Azure 数据湖文件中的逻辑视图

Question

I have a requirement to classify PII and Non PII data from Azure Data lake Gen 1 file. As i am looking not to duplicate the Physical file creation in Data lake, can we create logical views in Data lake preferably compare to materialized views.

Preferable Technology - Azure Synapse analytics/ Databricks / VM with spark process,...

Also technology which is easy to Integrate with Active Directory for RBAC.

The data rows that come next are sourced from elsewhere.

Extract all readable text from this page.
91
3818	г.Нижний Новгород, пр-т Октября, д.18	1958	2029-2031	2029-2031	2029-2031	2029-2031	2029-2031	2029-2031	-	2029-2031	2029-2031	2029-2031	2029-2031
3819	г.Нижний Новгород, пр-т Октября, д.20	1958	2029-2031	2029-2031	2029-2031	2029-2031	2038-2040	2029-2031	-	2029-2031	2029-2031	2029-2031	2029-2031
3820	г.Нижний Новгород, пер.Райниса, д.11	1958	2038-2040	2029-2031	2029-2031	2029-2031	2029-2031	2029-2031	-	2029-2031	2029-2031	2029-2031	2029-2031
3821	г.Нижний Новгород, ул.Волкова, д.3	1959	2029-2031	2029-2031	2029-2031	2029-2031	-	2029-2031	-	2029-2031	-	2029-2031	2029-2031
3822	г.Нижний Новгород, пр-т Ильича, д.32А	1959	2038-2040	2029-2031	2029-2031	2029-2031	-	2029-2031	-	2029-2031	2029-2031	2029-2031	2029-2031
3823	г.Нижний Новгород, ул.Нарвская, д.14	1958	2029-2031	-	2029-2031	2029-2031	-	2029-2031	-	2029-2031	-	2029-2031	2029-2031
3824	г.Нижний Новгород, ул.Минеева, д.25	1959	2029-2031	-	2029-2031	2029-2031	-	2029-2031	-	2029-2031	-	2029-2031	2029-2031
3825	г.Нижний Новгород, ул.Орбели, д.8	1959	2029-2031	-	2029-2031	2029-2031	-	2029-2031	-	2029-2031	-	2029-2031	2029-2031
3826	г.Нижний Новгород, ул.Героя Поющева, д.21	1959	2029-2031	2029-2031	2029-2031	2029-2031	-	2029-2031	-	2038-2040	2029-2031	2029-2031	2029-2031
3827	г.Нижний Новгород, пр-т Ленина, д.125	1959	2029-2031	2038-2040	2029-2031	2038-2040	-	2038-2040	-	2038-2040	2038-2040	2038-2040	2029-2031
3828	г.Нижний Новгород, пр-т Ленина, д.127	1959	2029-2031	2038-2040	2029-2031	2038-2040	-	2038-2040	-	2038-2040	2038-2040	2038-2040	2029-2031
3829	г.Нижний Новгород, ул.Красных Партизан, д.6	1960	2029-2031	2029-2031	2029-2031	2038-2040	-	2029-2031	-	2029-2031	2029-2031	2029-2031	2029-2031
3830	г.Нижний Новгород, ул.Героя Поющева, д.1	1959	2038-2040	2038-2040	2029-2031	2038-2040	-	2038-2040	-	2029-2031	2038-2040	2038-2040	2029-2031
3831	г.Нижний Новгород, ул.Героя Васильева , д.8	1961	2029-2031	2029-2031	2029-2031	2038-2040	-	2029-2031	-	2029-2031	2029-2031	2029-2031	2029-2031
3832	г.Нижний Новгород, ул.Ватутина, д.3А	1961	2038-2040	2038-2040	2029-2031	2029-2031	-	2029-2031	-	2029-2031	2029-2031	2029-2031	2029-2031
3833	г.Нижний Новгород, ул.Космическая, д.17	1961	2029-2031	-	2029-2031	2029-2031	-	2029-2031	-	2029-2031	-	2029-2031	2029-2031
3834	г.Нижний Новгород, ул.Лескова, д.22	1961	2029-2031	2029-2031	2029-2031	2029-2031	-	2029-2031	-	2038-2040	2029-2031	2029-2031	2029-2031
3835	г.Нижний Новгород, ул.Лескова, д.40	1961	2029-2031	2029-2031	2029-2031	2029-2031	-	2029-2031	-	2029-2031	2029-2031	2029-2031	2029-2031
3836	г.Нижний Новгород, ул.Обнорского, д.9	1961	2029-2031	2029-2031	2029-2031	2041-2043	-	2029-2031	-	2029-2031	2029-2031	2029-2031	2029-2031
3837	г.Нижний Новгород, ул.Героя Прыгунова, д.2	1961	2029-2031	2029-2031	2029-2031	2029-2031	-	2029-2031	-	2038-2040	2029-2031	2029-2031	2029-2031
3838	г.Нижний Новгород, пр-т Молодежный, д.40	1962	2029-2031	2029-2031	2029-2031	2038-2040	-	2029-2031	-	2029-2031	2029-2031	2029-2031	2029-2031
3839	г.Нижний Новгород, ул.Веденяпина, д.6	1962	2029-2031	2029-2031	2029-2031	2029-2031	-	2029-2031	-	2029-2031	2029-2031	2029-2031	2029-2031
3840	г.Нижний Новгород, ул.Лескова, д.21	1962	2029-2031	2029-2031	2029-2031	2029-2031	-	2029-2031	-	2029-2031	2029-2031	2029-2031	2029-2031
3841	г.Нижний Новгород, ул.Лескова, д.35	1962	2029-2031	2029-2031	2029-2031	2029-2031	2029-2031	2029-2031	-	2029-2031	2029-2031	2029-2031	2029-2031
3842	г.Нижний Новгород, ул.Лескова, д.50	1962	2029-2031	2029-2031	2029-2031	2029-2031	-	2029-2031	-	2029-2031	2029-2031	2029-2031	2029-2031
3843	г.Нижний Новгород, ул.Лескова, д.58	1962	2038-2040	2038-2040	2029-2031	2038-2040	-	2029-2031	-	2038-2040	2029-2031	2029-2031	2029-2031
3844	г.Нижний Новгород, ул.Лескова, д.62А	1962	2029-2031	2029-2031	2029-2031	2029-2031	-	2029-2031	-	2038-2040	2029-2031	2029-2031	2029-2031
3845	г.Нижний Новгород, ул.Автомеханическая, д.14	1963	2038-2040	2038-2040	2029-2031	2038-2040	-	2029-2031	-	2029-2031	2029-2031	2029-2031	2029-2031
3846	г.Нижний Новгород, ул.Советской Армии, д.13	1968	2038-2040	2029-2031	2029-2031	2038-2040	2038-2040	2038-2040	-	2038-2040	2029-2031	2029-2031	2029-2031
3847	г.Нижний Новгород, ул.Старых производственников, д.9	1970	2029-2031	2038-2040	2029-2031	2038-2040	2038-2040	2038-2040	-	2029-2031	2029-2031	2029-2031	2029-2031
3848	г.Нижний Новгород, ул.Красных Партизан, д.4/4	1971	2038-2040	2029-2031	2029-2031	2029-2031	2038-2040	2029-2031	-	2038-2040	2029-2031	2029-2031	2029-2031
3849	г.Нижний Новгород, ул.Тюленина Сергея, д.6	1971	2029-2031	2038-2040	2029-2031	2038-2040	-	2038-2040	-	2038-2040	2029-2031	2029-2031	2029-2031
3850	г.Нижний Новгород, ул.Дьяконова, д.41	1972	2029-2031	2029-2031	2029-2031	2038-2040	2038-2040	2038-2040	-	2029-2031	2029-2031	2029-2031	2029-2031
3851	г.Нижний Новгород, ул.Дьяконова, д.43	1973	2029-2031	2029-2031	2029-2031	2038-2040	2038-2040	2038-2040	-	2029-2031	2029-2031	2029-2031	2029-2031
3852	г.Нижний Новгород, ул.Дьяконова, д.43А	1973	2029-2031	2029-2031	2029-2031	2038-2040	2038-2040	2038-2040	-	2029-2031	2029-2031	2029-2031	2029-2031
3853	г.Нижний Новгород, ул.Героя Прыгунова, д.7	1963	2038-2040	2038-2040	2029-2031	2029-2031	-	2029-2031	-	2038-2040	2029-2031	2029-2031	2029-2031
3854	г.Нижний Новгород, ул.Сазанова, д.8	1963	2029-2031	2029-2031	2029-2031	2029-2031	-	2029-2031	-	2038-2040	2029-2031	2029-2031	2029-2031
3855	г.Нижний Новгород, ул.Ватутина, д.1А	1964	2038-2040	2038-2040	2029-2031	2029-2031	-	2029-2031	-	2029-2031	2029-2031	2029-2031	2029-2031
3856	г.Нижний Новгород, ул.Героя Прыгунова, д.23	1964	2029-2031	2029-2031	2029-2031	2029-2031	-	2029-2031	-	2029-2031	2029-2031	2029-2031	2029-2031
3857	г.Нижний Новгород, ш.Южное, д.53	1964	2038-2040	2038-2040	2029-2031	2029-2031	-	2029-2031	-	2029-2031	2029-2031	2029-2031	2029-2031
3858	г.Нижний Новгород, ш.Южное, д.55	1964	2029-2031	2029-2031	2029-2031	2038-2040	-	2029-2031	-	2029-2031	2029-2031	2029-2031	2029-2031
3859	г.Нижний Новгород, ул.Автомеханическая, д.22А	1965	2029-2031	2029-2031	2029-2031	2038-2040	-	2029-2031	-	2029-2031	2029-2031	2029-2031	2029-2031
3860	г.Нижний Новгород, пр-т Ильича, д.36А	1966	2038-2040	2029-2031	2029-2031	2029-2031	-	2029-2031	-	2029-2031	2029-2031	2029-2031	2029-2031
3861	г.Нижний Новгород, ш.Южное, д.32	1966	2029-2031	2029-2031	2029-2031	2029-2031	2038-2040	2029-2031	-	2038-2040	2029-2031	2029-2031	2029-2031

Let me know the possibilities.

Answer 1

You can achieve this today with Azure Synapse SQL on-demand. Here is how:

1. Create a database
2. Create database scoped credentials
3. Create external data source using that credential
4. Create both VIEWs over files

Here are some docs that can help you with these steps: https://docs.microsoft.com/en-us/azure/synapse-analytics/sql/create-use-external-tables https://docs.microsoft.com/en-us/azure/synapse-analytics/sql/create-use-views

Once that is done, you should create logins and inside of the database create users tied to those logins. This doc can help: https://docs.microsoft.com/en-us/azure/synapse-analytics/sql/access-control#database-level-permission

Now you should grant appropriate permissions, based on your description I think you would need these permissions:

1. GRANT SELECT on a VIEW – doc: https://docs.microsoft.com/en-us/sql/t-sql/statements/grant-object-permissions-transact-sql?view=sql-server-ver15
2. GRANT REFERENCES on a CREDENTIAL – doc: https://docs.microsoft.com/en-us/sql/t-sql/statements/grant-database-scoped-credential-transact-sql?view=sql-server-ver15
3. DENY ADMINISTER DATABASE BULK OPERATIONS – doc: https://docs.microsoft.com/en-us/sql/t-sql/statements/deny-database-permissions-transact-sql?view=sql-server-ver15

This will give you a database with views and users that can access VIEW they were allowed to access and they won't be able to create new objects in the database nor use the credential to do random queries over the lake.